Does it matter who you marry?
“You must not take a wife from the Canaanite women.” — Genesis 28:1
In Genesis 28, Isaac sends Jacob away with fatherly advice: “You must not take a wife from the Canaanite women.” While it may seem like it on the surface, this was not about race, appearance, or culture. Later in the bible we meet two women, Rahab who was a Canaanite and Ruth who was a Moabite, yet both were welcomed into God’s people by faith and included in the line of Jesus. The issue highlighted here was worship. Isaac wanted Jacob to understand that marriage is not spiritually neutral. The person you marry will help shape your worship, your home, your children, and your future.
That is wisdom we need to pass on to our children and grandchildren. In a world that tells them to look first for attraction, success, popularity, or how someone makes them feel, we need to gently and consistently teach them to ask a deeper question: Does this person love Jesus more than they love me?
Marriage is more than romance. It is a covenant union before God.
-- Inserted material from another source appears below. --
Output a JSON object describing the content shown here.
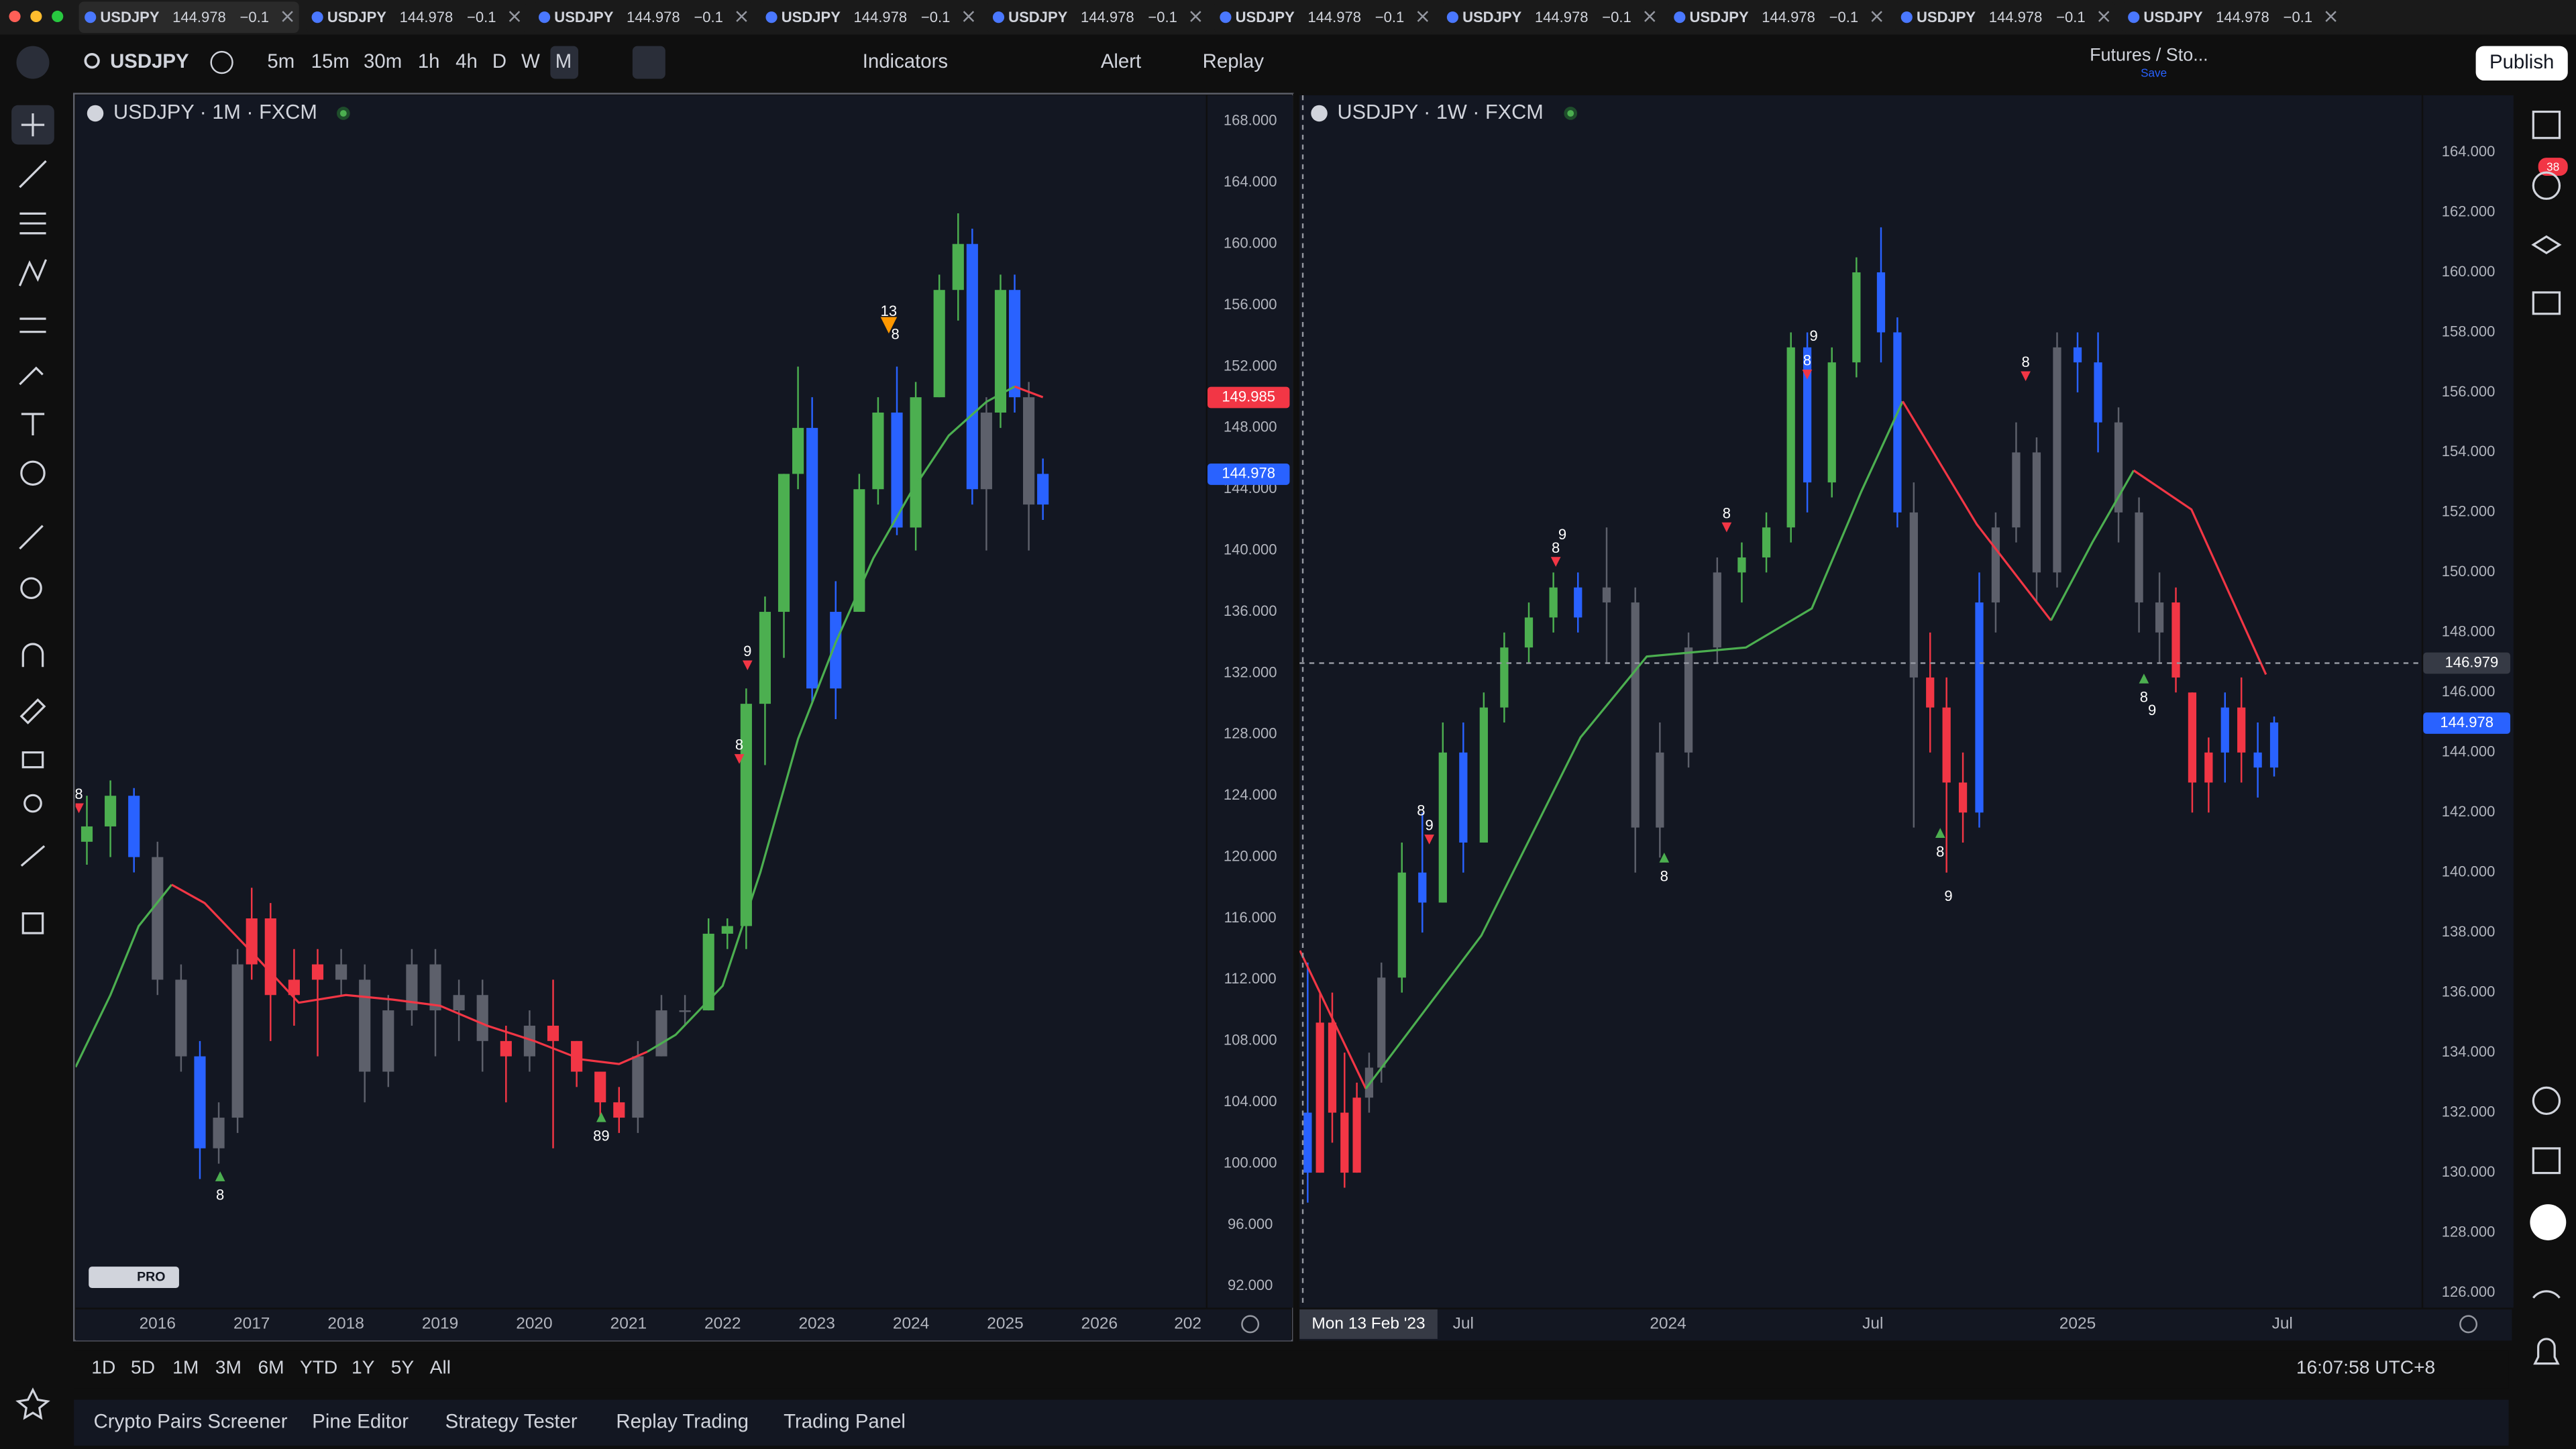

Husband and wife share a home, a direction, a future, habits, values, and the spiritual formation of children. That is why Scripture warns, “Do not be unequally yoked with unbelievers” (2 Corinthians 6:14). We should teach our children to look for fruit, not merely feelings; character, not merely charm; faithfulness, not merely compatibility.
But we should teach this as wisdom, not panic. The goal is not to control our children’s choices, but to shape their hearts so they desire what is good. We pray early. We speak openly. We model Christ-centred marriage where we can. We ask wise questions before emotions become too entangled.
And for those whose stories are already painful, there is grace. Monica, the mother of Augustine, reminds us that God can work through tears, prayers, and long faithfulness. So let us pray for our marriages, our children, and their future spouses, trusting not in our perfect decisions, but in Jesus, the perfect Saviour who redeems broken stories.